What is a Sigmoidoscopy and What Purpose Does It Serve?
A sigmoidoscopy (sig-moi-DOS-kuh-pee) is a procedure that allows your doctor to examine the rectum and lower part of the large intestine (the sigmoid colon). The doctor uses a sigmoidoscope, which is a thin, flexible tube with a light and camera. He or she inserts the tube into the rectum and the end of the large intestine to look for abnormal tissue. This could be a possible cause of pelvic pain, rectal bleeding, bowel changes, and chronic diarrhea, among other intestinal issues. Your doctor may also recommend a sigmoidoscopy to screen for colon cancer instead of a colonoscopy.
How Should I Prepare for the Procedure and What Can I Expect?
Before a sigmoidoscopy exam, we’ll ask you to cleanse your colon to ensure we have a clear, unobscured view of your colon and rectum during the procedure. We will provide you with specific dietary instructions, laxatives, and/or an enema kit, and we may ask you to make temporary adjustments to your medication.
When you arrive for your exam, we’ll have you change into a gown. Then you will lie on your side and your doctor will guide the sigmoidoscope into your rectum. Air will inflate the colon to provide the best view of the inner lining. This may cause you to experience abdominal cramping or the need to have a bowel movement. The sigmoidoscope will capture images of your intestine and colon lining and display them on a monitor for your doctor to review and analyze. If your doctor sees an area that he or she would like to examine more closely, the sigmoidoscope can be used to guide the tools needed to take a biopsy (small tissue sample).

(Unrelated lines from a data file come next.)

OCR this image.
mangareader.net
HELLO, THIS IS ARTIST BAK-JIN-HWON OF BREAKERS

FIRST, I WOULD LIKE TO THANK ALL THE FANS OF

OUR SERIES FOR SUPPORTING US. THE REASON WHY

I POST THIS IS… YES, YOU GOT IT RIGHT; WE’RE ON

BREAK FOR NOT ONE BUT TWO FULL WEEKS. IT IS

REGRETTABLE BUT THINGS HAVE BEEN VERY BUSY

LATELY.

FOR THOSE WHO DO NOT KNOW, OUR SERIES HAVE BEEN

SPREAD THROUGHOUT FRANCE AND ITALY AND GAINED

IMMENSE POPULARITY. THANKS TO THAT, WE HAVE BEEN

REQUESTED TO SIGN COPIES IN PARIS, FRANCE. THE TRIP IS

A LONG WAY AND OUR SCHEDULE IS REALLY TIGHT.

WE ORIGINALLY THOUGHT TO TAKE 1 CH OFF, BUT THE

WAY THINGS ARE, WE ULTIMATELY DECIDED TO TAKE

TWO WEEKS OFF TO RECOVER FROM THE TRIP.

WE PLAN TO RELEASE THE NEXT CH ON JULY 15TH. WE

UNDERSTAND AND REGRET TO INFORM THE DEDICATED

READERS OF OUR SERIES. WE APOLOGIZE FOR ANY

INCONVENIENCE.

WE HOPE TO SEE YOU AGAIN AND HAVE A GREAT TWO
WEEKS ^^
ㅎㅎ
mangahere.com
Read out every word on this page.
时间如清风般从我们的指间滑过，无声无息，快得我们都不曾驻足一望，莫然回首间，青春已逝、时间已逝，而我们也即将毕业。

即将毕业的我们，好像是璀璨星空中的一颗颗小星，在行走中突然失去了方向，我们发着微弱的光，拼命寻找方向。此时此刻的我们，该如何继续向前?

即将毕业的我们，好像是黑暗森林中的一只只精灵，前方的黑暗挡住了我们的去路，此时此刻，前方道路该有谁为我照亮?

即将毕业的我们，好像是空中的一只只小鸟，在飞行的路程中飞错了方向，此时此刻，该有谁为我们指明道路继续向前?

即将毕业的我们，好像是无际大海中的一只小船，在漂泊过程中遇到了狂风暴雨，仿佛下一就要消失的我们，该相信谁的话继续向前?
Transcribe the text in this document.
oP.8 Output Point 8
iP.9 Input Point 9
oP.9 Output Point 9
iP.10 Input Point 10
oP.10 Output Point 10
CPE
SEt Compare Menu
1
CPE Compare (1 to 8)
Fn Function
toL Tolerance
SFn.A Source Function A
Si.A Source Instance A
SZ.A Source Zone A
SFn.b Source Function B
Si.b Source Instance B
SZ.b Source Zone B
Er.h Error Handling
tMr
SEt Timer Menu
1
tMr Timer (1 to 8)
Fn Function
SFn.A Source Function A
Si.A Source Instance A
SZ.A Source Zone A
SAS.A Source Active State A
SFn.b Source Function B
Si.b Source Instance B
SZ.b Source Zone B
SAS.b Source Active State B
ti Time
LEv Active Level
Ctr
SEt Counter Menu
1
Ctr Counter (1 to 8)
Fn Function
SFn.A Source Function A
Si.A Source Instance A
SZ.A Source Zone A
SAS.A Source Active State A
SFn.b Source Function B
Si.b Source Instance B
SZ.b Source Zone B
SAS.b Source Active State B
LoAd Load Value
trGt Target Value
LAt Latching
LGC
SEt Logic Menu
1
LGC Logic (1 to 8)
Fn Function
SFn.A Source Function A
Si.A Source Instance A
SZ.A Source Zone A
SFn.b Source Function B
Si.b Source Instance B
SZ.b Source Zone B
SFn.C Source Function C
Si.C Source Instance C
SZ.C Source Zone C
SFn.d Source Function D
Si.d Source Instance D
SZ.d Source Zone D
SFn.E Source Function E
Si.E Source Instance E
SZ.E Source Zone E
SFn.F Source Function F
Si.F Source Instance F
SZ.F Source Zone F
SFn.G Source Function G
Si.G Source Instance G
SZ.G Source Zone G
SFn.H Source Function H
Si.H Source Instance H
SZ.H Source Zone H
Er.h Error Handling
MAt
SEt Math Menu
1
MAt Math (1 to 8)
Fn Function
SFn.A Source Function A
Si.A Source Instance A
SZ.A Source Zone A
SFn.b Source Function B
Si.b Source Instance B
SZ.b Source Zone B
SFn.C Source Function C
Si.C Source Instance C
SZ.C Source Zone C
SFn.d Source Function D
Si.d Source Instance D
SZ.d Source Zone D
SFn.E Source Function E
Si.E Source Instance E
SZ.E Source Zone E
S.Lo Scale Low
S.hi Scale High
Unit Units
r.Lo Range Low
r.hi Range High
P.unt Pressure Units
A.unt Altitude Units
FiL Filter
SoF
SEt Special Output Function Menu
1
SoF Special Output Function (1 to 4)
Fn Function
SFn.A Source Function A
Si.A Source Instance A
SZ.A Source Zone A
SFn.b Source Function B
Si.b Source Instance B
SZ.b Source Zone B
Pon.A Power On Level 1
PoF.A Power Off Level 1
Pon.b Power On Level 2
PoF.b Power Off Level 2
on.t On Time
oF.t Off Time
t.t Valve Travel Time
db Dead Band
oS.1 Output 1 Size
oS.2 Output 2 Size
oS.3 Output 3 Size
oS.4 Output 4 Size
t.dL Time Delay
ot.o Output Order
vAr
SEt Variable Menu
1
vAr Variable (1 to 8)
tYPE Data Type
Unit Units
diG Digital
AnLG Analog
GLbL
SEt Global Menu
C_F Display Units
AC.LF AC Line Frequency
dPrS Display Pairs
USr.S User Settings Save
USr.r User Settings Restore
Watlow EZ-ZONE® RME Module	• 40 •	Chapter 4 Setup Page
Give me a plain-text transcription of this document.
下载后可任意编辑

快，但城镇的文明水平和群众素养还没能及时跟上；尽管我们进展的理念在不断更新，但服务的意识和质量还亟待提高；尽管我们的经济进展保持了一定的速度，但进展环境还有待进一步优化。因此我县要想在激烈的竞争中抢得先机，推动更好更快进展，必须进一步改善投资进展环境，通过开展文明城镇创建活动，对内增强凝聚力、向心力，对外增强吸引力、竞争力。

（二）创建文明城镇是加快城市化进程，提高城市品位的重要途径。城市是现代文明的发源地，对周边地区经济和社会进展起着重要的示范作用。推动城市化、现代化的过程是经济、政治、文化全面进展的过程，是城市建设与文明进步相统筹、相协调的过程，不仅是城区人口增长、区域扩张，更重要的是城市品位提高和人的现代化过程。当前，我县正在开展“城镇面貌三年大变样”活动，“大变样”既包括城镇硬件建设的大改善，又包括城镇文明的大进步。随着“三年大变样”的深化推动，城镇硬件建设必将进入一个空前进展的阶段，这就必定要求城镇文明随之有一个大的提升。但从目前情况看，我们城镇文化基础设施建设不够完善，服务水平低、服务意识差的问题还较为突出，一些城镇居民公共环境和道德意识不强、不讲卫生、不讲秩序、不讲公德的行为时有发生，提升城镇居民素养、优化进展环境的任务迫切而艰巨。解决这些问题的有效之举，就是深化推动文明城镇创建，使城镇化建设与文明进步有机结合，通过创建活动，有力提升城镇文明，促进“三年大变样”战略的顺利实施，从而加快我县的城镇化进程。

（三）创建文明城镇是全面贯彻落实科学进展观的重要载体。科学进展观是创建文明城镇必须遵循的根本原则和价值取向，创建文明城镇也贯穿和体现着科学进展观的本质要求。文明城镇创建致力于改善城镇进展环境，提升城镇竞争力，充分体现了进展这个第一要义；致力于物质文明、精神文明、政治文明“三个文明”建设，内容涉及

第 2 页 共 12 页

A sigmoidoscopy procedure generally takes 15 minutes and does not require sedation or pain medications. After the exam you may experience mild pelvic discomfort, feel bloated, have the urge to pass gas, or notice blood in your stool. Most patients can resume normal activities and diet immediately after the procedure.
Your doctor will follow up with you to talk about your exam results and let you know if you need any additional exams or procedures.